The Cessna 182's cabin/fuselage was consumed by fire. The right wing remained attached to the charred fuselage. Flight control continuity was established for the right aileron from the bellcrank to the wing root. The left wing came to rest approximately 500 feet northwest of the C-182's main wreckage. The empennage was detached from the fuselage and fragmented throughout the accident site. The left horizontal stabilizer was compressed chordwise aft with the elevator detached. The vertical stabilizer and rudder were found detached from each other and the fuselage. The engine, flight instruments, and electrical switches were destroyed by fire. The engine was attached to the airframe and was found embedded in the ground. The propeller was attached to the engine and exhibited "S" bending.

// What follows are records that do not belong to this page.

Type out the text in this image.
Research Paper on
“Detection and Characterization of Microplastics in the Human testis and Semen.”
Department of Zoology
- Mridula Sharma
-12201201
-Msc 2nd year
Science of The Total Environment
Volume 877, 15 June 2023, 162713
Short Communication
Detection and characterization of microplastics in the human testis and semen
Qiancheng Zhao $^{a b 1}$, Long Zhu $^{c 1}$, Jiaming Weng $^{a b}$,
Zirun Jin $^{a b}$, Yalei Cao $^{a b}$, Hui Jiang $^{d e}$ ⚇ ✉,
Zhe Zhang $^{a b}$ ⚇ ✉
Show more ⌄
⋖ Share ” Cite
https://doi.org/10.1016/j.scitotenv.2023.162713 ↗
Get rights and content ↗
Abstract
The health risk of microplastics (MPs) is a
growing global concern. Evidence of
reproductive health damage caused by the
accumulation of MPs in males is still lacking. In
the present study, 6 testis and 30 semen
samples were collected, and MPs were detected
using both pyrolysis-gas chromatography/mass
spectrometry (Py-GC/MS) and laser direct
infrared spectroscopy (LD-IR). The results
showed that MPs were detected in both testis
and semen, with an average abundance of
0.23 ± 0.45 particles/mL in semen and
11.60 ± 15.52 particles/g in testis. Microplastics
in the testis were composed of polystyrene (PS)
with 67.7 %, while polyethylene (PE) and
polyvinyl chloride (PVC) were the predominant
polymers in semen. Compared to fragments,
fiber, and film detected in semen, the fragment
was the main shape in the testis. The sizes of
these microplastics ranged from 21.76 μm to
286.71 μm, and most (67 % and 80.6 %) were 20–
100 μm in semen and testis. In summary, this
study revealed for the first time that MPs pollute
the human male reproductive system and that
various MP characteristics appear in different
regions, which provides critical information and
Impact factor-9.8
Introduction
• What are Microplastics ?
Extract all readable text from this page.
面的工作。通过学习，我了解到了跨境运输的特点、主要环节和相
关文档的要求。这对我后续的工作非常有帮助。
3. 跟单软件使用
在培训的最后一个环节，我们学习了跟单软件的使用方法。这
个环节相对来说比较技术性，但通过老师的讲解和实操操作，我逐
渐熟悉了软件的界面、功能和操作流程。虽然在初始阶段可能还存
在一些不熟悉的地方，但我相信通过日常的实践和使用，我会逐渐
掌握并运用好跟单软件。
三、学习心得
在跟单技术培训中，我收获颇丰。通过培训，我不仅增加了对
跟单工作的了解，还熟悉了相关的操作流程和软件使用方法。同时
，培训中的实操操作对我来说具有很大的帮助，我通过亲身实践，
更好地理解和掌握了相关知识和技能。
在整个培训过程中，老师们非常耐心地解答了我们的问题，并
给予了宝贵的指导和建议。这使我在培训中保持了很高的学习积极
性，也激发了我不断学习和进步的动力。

MEDICAL AND PATHOLOGICAL INFORMATION
Autopsies for both pilots were performed by the Office of the Chief Medical Examiner in Oklahoma City, Oklahoma. Toxicological tests for the pilots were performed by the FAA's Civil Aeromedical Medical Institute (CAMI) in Oklahoma City, Oklahoma. The Cessna 182 pilot test results were negative for alcohol and drugs. The Cessna 152 pilot tested positive for 228 (mg/dl) glucose detected in vitreous. According Dr. Canfield from CAMI, elevated glucose levels can be caused by diabetes mellitus, emergency medical treatment, strenuous exercise, shock, or burns.
The wreckage of both airplanes was released to their respective owner's representative.